In a boost to the study of waterfowl migration, a bar-headed goose that had been red-tagged around the neck with an identification number, H55, at Pong dam on March 16 has been observed and photographed near the Katli fish farm, Rupnagar, on the Sutlej river on December 1. This is the third such sighting across India of geese caught, tagged and released at Pong by the Bombay Natural History Society and the Himachal Pradesh forest and wildlife department.

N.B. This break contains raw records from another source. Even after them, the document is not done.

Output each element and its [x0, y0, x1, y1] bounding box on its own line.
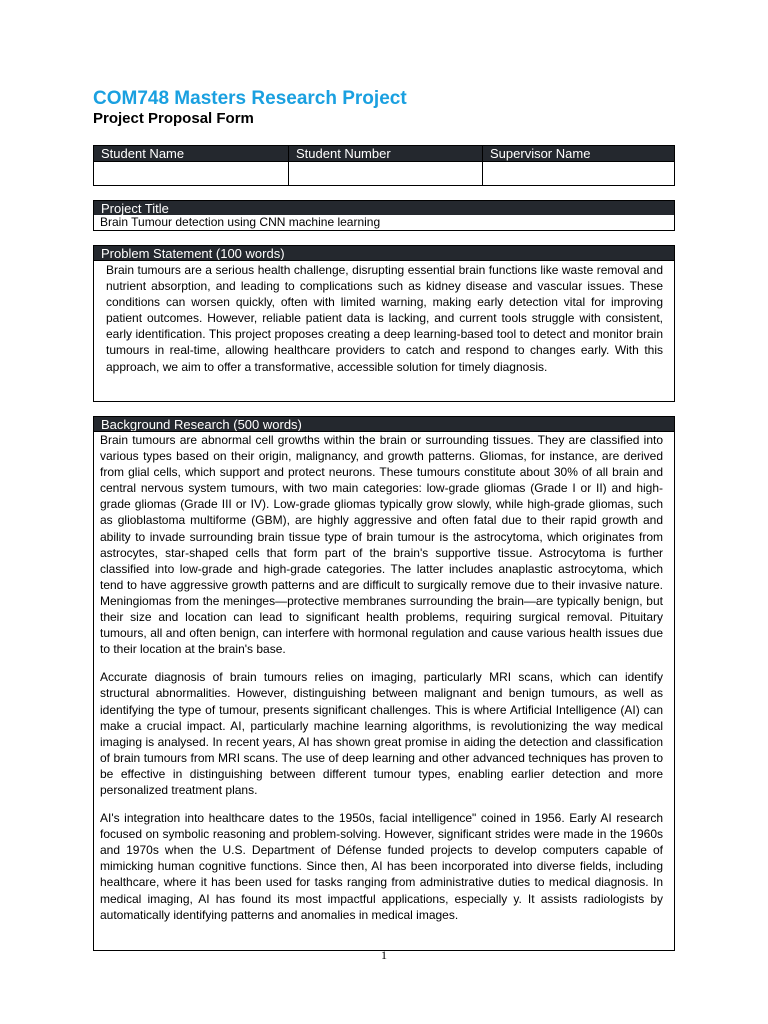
supervisor-name-value — [482, 161, 674, 185]
background-paragraph: AI's integration into healthcare dates to the 1950s, facial intelligence" coined in 1956. Early AI research focused on symbolic reasoning and problem-solving. However, significant strides were made in the 1960s and 1970s when the U.S. Department of Défense funded projects to develop computers capable of mimicking human cognitive functions. Since then, AI has been incorporated into diverse fields, including healthcare, where it has been used for tasks ranging from administrative duties to medical diagnosis. In medical imaging, AI has found its most impactful applications, especially y. It assists radiologists by automatically identifying patterns and anomalies in medical images. — [100, 811, 663, 922]
project-title-section — [93, 200, 675, 231]
project-title-value: Brain Tumour detection using CNN machine learning — [93, 215, 675, 231]
problem-statement-label: Problem Statement (100 words) — [93, 245, 675, 260]
background-research-section — [93, 416, 675, 951]
student-info-table — [93, 145, 675, 186]
background-paragraph: Accurate diagnosis of brain tumours relies on imaging, particularly MRI scans, which can identify structural abnormalities. However, distinguishing between malignant and benign tumours, as well as identifying the type of tumour, presents significant challenges. This is where Artificial Intelligence (AI) can make a crucial impact. AI, particularly machine learning algorithms, is revolutionizing the way medical imaging is analysed. In recent years, AI has shown great promise in aiding the detection and classification of brain tumours from MRI scans. The use of deep learning and other advanced techniques has proven to be effective in distinguishing between different tumour types, enabling earlier detection and more personalized treatment plans. — [100, 670, 663, 797]
student-name-header: Student Name — [94, 146, 288, 161]
background-research-label: Background Research (500 words) — [93, 416, 675, 431]
student-name-value — [94, 161, 288, 185]
background-paragraph: Brain tumours are abnormal cell growths within the brain or surrounding tissues. They are classified into various types based on their origin, malignancy, and growth patterns. Gliomas, for instance, are derived from glial cells, which support and protect neurons. These tumours constitute about 30% of all brain and central nervous system tumours, with two main categories: low-grade gliomas (Grade I or II) and high-grade gliomas (Grade III or IV). Low-grade gliomas typically grow slowly, while high-grade gliomas, such as glioblastoma multiforme (GBM), are highly aggressive and often fatal due to their rapid growth and ability to invade surrounding brain tissue type of brain tumour is the astrocytoma, which originates from astrocytes, star-shaped cells that form part of the brain's supportive tissue. Astrocytoma is further classified into low-grade and high-grade categories. The latter includes anaplastic astrocytoma, which tend to have aggressive growth patterns and are difficult to surgically remove due to their invasive nature. Meningiomas from the meninges—protective membranes surrounding the brain—are typically benign, but their size and location can lead to significant health problems, requiring surgical removal. Pituitary tumours, all and often benign, can interfere with hormonal regulation and cause various health issues due to their location at the brain's base. — [100, 433, 663, 657]
document-subtitle: Project Proposal Form — [93, 110, 254, 127]
project-title-label: Project Title — [93, 200, 675, 215]
document-title: COM748 Masters Research Project — [93, 88, 407, 109]
problem-statement-text: Brain tumours are a serious health challenge, disrupting essential brain functions like waste removal and nutrient absorption, and leading to complications such as kidney disease and vascular issues. These conditions can worsen quickly, often with limited warning, making early detection vital for improving patient outcomes. However, reliable patient data is lacking, and current tools struggle with consistent, early identification. This project proposes creating a deep learning-based tool to detect and monitor brain tumours in real-time, allowing healthcare providers to catch and respond to changes early. With this approach, we aim to offer a transformative, accessible solution for timely diagnosis. — [93, 260, 675, 402]
page-number: 1 — [381, 948, 387, 962]
student-number-value — [288, 161, 482, 185]
student-number-header: Student Number — [288, 146, 482, 161]
problem-statement-section — [93, 245, 675, 402]
supervisor-name-header: Supervisor Name — [482, 146, 674, 161]
background-research-text — [93, 431, 675, 951]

The goose migrates to the Indian plains from China, Central Asia, Tibet and Ladakh in late autumn, and returns there in spring. DS Dhadwal, assistant conservator (forests) at Pong, said: “The goose ( H55) was again recorded at Pong lake on November 11, 2013; it stayed at Pong for some days before flying down to Ropar and was photographed there by Parbhat Bhatti.

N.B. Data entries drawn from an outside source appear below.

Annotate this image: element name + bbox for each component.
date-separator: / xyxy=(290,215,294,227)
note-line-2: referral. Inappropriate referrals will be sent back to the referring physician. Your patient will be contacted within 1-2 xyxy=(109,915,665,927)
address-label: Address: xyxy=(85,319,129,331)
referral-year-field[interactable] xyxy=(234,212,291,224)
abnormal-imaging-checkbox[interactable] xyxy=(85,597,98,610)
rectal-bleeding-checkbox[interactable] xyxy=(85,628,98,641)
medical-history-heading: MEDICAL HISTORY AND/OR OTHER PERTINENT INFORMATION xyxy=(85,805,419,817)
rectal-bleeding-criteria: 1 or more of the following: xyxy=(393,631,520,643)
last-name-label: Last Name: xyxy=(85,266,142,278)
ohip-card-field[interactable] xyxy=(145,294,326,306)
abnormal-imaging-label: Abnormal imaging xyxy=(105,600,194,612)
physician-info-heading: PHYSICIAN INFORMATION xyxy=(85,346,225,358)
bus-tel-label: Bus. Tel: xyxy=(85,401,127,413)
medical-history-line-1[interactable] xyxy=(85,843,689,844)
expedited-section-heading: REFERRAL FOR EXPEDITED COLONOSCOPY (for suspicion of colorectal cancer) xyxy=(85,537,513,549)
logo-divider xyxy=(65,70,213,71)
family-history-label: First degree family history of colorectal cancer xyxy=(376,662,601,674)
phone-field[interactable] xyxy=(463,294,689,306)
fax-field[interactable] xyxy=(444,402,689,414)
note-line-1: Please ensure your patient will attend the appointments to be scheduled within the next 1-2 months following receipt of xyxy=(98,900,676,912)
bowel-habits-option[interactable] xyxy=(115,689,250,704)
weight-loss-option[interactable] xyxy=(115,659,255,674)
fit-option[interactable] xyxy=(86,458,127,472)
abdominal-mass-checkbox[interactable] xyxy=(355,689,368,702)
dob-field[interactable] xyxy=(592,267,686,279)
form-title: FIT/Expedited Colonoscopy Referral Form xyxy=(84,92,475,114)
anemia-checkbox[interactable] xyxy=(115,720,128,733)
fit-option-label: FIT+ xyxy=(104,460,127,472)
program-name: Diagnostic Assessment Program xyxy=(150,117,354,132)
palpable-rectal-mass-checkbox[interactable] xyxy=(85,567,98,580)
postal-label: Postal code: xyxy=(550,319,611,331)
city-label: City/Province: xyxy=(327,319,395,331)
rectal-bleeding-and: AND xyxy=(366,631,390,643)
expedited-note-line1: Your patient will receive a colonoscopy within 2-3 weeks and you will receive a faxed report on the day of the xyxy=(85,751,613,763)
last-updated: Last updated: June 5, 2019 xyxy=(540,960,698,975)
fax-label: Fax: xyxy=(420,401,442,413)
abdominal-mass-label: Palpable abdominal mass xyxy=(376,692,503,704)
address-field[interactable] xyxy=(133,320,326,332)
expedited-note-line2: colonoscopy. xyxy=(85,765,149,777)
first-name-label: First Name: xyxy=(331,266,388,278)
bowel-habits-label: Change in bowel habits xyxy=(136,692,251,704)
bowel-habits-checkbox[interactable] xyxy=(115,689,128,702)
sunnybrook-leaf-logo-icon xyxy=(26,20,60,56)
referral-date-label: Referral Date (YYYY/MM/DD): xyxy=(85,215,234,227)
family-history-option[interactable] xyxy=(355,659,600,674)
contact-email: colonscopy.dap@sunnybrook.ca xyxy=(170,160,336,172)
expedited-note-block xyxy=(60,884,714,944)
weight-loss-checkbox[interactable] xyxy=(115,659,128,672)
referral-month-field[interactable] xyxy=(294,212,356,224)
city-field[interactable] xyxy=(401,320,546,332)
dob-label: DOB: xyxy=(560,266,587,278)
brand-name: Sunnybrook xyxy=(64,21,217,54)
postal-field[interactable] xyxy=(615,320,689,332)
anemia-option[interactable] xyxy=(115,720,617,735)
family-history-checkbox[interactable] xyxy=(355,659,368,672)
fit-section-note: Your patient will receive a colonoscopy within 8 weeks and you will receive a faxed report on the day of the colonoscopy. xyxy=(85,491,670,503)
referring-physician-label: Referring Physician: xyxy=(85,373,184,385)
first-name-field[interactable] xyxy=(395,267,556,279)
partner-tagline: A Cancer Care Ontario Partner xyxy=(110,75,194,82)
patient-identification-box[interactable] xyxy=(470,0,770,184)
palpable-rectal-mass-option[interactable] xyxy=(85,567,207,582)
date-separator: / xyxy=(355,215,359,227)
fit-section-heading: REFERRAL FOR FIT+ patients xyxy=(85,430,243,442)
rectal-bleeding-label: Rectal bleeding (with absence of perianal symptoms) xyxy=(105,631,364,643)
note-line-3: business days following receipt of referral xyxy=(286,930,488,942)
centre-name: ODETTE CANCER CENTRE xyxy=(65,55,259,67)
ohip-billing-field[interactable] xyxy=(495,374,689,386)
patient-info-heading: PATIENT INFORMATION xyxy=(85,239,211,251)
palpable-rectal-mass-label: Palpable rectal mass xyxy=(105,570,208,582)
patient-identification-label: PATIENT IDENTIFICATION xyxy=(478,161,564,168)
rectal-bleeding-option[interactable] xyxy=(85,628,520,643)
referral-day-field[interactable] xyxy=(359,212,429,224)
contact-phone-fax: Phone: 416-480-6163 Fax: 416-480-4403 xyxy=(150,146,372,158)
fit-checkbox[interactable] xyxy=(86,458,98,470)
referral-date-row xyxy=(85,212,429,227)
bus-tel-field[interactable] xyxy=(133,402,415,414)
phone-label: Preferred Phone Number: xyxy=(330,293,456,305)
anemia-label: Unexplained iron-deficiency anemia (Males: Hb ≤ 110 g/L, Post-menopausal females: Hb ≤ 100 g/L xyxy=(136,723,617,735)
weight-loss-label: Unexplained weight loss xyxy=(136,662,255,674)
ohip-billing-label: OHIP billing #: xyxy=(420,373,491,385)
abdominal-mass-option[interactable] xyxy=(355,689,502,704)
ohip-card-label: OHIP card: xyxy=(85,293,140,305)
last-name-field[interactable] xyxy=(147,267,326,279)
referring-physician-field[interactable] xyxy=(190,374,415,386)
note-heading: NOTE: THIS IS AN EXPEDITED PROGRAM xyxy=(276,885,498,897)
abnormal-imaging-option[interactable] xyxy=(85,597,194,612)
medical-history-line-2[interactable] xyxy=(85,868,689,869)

This sighting not only helps us map migration, but also encourages more people to observe and photograph birds as finding such tagged specimens is considered a rarity. It elevates bird-watching from a mere pastime to a participation in a scientific project as many such field sightings are reported to scientists by amateurs and bird enthusiasts.’’
The two other sightings of geese, which were collared at Pong, include a goose tagged, H19, at the Tsokar wetlands in Ladakh on August 28, 2013, and a goose tagged, H73, at the Kadamkulam lake in Kerala on December 26, 2012. The goose was observed at Tsokar by a team of the WWF-India and the Jammu and Kashmir wildlife department.

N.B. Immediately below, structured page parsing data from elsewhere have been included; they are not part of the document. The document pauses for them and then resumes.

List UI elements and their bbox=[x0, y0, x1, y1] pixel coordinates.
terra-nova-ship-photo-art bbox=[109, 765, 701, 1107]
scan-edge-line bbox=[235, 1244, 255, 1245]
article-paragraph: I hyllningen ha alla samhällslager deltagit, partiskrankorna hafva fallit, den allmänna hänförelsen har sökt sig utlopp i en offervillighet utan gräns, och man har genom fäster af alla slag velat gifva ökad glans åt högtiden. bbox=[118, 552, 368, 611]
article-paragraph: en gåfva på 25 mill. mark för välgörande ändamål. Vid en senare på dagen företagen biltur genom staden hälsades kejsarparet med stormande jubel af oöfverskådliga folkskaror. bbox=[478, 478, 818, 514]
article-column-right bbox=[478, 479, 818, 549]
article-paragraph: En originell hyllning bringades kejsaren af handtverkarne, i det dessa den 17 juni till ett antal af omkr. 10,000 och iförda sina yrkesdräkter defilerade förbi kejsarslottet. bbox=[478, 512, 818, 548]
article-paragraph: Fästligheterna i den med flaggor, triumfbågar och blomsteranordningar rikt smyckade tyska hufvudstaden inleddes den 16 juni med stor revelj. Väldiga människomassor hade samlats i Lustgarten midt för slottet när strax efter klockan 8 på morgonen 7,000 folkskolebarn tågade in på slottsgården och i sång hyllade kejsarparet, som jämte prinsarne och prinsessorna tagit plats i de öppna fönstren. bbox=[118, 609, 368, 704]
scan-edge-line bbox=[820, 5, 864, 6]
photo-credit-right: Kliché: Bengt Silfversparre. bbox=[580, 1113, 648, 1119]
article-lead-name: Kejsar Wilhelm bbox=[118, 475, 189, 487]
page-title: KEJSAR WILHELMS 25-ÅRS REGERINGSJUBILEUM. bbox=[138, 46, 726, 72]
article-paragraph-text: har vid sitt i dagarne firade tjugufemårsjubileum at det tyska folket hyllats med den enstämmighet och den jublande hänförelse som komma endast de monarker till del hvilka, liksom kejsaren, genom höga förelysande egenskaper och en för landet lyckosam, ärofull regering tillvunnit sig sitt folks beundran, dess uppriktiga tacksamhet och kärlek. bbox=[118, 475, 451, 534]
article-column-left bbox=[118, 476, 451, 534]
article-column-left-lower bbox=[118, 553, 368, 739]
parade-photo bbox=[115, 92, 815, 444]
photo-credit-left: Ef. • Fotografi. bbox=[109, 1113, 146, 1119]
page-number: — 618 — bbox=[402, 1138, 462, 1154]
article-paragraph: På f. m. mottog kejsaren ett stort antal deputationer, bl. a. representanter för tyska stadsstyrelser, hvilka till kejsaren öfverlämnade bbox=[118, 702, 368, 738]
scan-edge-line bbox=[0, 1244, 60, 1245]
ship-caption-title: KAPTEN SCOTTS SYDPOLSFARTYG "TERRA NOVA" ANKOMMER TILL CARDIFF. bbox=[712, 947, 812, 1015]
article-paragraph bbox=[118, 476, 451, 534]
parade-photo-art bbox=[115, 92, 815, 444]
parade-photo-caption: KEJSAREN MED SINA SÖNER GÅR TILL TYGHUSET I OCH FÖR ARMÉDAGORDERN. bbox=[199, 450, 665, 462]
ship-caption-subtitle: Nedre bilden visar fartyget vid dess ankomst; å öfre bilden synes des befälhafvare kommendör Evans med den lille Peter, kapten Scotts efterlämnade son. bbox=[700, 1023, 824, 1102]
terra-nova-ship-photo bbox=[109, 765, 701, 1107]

In Kerala, the goose was photographed by birdwatchers Rajesh Balakrishnan, Jayachandran Sankaran and Raju Sankaran. These three Kerala birdwatchers also sighted another green-tagged goose, K39, along with H73 in the same flock.
On inquiry, it was found that K39 had been tagged on July 12, 2011, at Terkhiin Tsagaan lake in the Arkhangai province of Mongolia. This bird (K39) was previously reported seen at Magadi lake, Karnataka, in December 2011.
While geese are caught and tagged red at Pong, the geese tagged in Mongolia by the Wildlife Science and Conservation Centre (WSCC) bear green tags. Yet another series of geese tagged in Mongolia by the Wildlife Conservation Society (WCS) have yellow neck tags. Some amazing records of geese migration include the one tagged ` NU’ by the WCS, which was photographed four winters in a row till 2011 at Paradagaon lake, Nagpur, Maharashtra. This lake was 4,500 km from NU’s breeding grounds in Mongolia.
Or, take the flight log of a goose, X37. “This bird was first captured on July 16, 2010, at Terkhiin Tsagaan lake. Since then, this bird has been reported eight times a year at three different locations in Maharashtra and Karnataka states of India.
This is fantastic news because it tells us that there is a strong connectivity between these locations in India and Terkhiin Tsagaan lake. I must declare that without our volunteer observers in India it was impossible to learn of all these records,’’ Nyambayar Batbayar, director, WSCC, told HT.